When parameters have deeply nested structure, it is hard to run a simulation or analysis with slightly different parameters. Computer.cli provides a CLI to set such “deep parameters” on the fly.

Automatic type-check and value-check for properties (traits)

Simulations and data analysis require certain type of parameters but checking them manually is hard and letting an error to happen at the very end of long-running computations is not an option. compapp provides a very easy way to configure such type checks. The main idea implemented in Parametric is that, for simple Python data types, the default values define required data type:

>>> from compapp import Parametric
>>> class MyParametric(Parametric):
...     i = 1
...     x = 2.0
>>> MyParametric(i=1.0)          
Traceback (most recent call last):
ValueError: Value 1.0 (type: float) cannot be assigned to the variable
MyParametric.i (default: 1) which only accepts one of the following types:
int, int16, ...
>>> MyParametric(x='2.0')        
Traceback (most recent call last):
ValueError: Value '2.0' (type: str) cannot be assigned to the variable
MyParametric.x (default: 2.0) which only accepts one of the following types:
float, float16, ...

For more complex control, there are descriptors such as Instance, Required, Optional, etc. Collection-type descriptors such as List and Dict restricts data types of its component (e.g., dict key has to be a string and the value has to be int) and other traits such as maximal length. The descriptor Choice restricts the value of properties, rather than the type. The descriptor Or defines a property that must satisfy one of defined restrictions.

Linking properties

compapp prefers composition over inheritance. However, using composition makes it hard to share properties between objects whereas in inheritance it is easy (or too easy [1]) to share properties between parent and sub classes. compapp provides various linking properties (Link, Delegate, etc.) which can refer to properties of other objects.

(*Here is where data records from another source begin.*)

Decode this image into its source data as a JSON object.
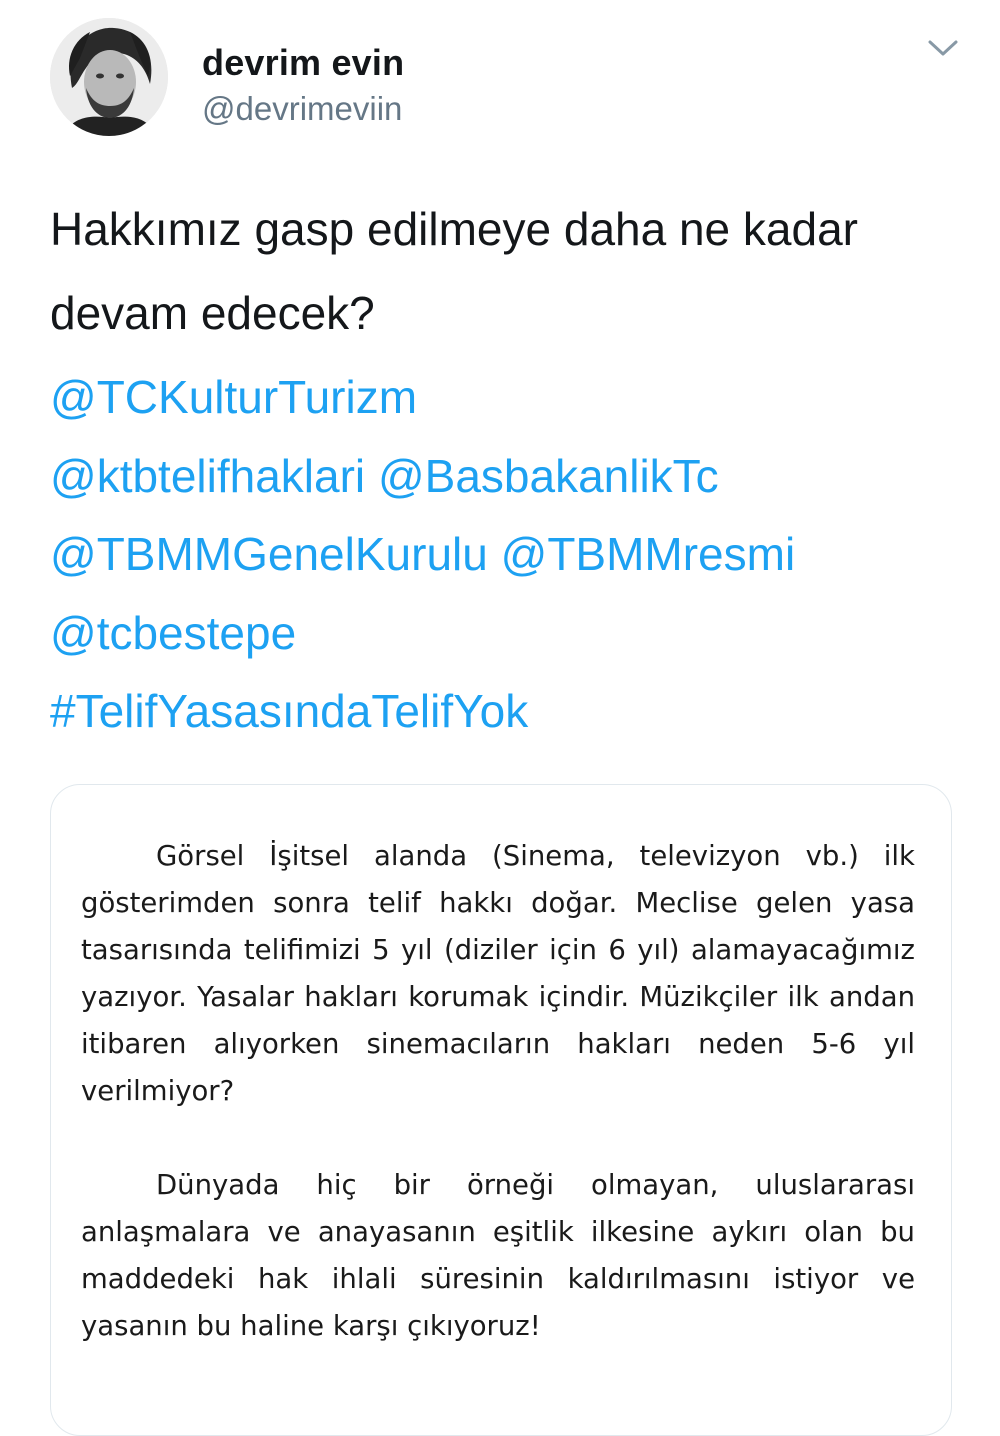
{
  "author": {
    "name": "devrim evin",
    "handle": "@devrimeviin",
    "avatar_icon": "profile-photo"
  },
  "menu_icon": "chevron-down-icon",
  "tweet": {
    "text_lines": [
      "Hakkımız gasp edilmeye daha ne kadar",
      "devam edecek?"
    ],
    "mentions": {
      "m1": "@TCKulturTurizm",
      "m2": "@ktbtelifhaklari",
      "m3": "@BasbakanlikTc",
      "m4": "@TBMMGenelKurulu",
      "m5": "@TBMMresmi",
      "m6": "@tcbestepe",
      "hashtag": "#TelifYasasındaTelifYok"
    }
  },
  "media": {
    "paragraph_1": "Görsel İşitsel alanda (Sinema, televizyon vb.) ilk gösterimden sonra telif hakkı doğar. Meclise gelen yasa tasarısında telifimizi 5 yıl (diziler için 6 yıl) alamayacağımız yazıyor. Yasalar hakları korumak içindir. Müzikçiler ilk andan itibaren alıyorken sinemacıların hakları neden 5-6 yıl verilmiyor?",
    "paragraph_2": "Dünyada hiç bir örneği olmayan, uluslararası anlaşmalara ve anayasanın eşitlik ilkesine aykırı olan bu maddedeki hak ihlali süresinin kaldırılmasını istiyor ve yasanın bu haline karşı çıkıyoruz!"
  },
  "colors": {
    "link": "#1da1f2",
    "text": "#14171a",
    "secondary": "#657786",
    "border": "#e1e8ed"
  }
}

[1]In other words, sharing properties is opt-in for composition approach and forced for inheritance approach.


Executable defines various methods to be extended where user’s simulation and data analysis classes can hook some computations. User should at least extend the run method to implement some computations. Although methods save and load can also be extended, AutoDump plugin can handle saving and loading results and parameters automatically. There are prepare and finish methods to be called always, not depending on whether the executable class is run or loaded.

See also: API Reference


Executable (hence Computer) provides various hooks so that it is easy to “inject” some useful functions via plugins. In fact, the main aim of compapp is to provide well-defined set of hooks and a system for easily coordinating different components by linking properties.

Here is the list of plugins provided by compapp.plugins:

recorders.DumpResults Automatically save owner’s results.
recorders.DumpParameters Dump parameters used for its owner.
timing.RecordTiming Record timing information.
vcs.RecordVCS Record VCS revision automatically.
misc.Logger Interface to pre-configured logging.Logger.
misc.Debug Debug helper plugin.
misc.Figure A wrapper around matplotlib.pyplot.figure.
datastores.DirectoryDataStore Data-store using a directory.
datastores.SubDataStore Data-store using sub-paths of parent data-store.
datastores.HashDataStore Automatically allocated data-store based on hash of parameter.